Réalisation : Mitchell
Leisen
Scénario : Karl Tunberg et
Darrell Ware, d'après le roman de Rosamond Marshall
Producteurs : Mitchell
Leisen, Karl Tunberg et Darrell Ware
Société de production :
Paramount Pictures
Musique : Victor Young
Genre : Drame
Durée : 103 minutes
Date de sortie : 25 janvier
1946
Casting :
Paulette Goddard : Kitty
Ray Milland : Sir Hugh Marcy
Cecil Kellaway : Thomas Gainsborough
Patric Knowles : Brett
Reginald Owen : Duc de Malmunster
Constance Collier : Lady Susan Dowitt
L’HISTOIRE
Dans le Londres du XVIIIème
siècle, une jeune femme des rues, Kitty, se retrouve, par un concours de
circonstances, à poser comme modèle pour le peintre Gainsborough. Son portrait
anonyme attire l’attention de la haute société, et Sir Hugh Marcy, qui a
découvert sa véritable identité, y voit l’opportunité d’utiliser Kitty pour son
propre profit, en la faisant passer pour une vraie lady.
L’AVIS DE FU MANCHU
Kitty ou La Duchesse des bas-fonds est un
film assez rare et difficile à trouver, et je n’ai vu que peu de critiques sur
ce film. Pourtant j’ai tout de suite été attiré par l’histoire de base, que je
trouvais très inspirante, moi qui aime beaucoup la mythologie et ses
symboles ; en y ajoutant comme actrice principale Paulette Goddard, la
curiosité a été la plus forte et, quelque temps plus tard, me voilà à écrire
une critique sur ce film…
S’il y a bien une chose que j’ai aimée dans ce film, c’est son
histoire et toute la symbolique qu’il y a derrière. Car Kitty, bien qu’inspirée par d’autres œuvres ultérieures, est
avant tout l’adaptation du mythe de
Pygmalion, et sa transposition dans le Londres du XVIIIème siècle.

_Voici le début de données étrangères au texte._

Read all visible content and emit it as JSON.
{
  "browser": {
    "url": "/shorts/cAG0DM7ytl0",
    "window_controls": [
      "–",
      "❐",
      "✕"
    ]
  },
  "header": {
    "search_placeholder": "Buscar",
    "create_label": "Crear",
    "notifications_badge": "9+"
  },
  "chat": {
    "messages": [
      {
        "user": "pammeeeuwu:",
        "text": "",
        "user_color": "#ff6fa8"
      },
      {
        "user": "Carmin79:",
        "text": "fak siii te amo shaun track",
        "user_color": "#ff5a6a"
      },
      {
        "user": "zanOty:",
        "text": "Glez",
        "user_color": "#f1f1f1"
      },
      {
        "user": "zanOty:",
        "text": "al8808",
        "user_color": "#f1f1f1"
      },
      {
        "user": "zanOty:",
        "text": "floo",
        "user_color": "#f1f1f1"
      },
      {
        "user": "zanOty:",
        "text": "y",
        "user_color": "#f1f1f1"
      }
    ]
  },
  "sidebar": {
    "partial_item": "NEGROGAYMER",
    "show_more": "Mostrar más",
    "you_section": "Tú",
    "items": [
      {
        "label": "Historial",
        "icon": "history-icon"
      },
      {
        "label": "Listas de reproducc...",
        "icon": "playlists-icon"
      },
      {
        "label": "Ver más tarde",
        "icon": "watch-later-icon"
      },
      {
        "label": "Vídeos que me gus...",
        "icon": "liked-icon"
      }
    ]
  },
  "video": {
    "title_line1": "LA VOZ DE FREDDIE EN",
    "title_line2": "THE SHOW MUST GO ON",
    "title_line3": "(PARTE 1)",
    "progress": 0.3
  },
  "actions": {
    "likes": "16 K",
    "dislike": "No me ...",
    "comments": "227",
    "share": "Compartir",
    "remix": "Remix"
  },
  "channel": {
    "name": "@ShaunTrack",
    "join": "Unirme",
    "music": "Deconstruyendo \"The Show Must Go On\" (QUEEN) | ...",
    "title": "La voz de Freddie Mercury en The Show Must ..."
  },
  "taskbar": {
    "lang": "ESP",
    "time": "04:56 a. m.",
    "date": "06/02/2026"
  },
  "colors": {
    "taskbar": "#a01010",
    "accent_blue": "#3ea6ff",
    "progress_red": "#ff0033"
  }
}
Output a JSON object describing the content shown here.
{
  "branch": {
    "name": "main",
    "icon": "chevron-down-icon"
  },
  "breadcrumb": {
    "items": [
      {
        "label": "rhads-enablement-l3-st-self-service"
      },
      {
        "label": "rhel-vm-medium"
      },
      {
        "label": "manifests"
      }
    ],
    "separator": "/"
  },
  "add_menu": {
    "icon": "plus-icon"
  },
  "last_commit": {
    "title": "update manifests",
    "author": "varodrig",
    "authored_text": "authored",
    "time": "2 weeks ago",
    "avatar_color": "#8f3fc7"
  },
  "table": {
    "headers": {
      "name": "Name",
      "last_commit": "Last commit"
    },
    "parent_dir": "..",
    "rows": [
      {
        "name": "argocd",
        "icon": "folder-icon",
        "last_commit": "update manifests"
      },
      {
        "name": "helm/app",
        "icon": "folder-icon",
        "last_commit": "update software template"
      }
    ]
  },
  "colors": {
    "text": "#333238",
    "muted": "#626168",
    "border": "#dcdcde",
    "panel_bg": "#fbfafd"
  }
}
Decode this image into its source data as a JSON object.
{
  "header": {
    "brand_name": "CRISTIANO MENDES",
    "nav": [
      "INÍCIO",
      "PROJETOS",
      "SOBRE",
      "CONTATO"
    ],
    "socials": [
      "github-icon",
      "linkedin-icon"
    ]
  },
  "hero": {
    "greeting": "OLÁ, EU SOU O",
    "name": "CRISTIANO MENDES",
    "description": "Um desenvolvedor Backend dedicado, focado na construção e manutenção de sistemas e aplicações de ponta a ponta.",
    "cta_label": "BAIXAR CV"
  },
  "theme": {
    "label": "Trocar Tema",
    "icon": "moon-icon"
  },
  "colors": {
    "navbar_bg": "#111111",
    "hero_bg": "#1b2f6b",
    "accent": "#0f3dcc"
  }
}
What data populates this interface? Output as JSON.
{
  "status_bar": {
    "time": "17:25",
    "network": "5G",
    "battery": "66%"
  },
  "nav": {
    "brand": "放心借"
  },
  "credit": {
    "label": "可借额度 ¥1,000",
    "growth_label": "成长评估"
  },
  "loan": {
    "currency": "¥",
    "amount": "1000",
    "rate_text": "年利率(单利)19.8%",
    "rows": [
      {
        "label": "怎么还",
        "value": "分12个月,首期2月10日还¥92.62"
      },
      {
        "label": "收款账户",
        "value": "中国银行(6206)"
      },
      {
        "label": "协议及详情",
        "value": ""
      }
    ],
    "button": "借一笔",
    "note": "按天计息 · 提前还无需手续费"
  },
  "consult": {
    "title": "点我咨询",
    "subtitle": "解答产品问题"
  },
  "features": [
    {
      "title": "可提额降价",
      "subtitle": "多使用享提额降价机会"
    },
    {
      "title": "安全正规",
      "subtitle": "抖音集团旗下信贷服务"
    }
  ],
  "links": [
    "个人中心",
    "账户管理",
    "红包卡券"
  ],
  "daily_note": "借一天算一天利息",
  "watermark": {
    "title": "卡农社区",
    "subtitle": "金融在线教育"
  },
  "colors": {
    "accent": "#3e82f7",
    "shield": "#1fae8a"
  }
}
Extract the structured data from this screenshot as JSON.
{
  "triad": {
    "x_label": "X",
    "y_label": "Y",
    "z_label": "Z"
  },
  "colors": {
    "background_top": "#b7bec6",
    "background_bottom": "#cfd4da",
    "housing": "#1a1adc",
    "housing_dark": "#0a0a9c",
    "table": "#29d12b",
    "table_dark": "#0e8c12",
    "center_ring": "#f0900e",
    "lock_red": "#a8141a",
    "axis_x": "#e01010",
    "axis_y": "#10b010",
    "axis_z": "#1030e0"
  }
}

Dans la mythologie grecque, Pygmalion est un sculpteur qui, ayant
réalisé une statue d’ivoire à l’apparence féminine, va tomber amoureux
d’elle ; les dieux, touchés par son amour, lui donnent vie, et la statue
se change en femme : elle s’appellera Galatée, et épousera Pygmalion.
Dans notre cas, c’est le peintre Gainsborough, en peignant le portrait
de Kitty (Paulette Goddard), une
sauvageonne des bas quartiers de Londres, qui se pose en premier Pygmalion. Car
c’est son tableau qui va fasciner les aristocrates anglais présents à une
exposition de peinture et déclencher l’intrigue. Mais le vrai maître d’œuvre,
le vrai Pygmalion, c’est Sir Hugh Marcy (Ray
Milland). Il est le seul, mis à part le peintre, à savoir que Kitty n’est
qu’une « fille des bas-fonds », et, l’ayant sauvée de la misère, il
va l’utiliser à son avantage : la faisant passer pour une vraie lady, il espère la faire épouser un Grand du pays pour favoriser son propre
avancement.
Le film, en se servant du mythe de Pygmalion, remet en cause le monde de l’apparence et des privilèges.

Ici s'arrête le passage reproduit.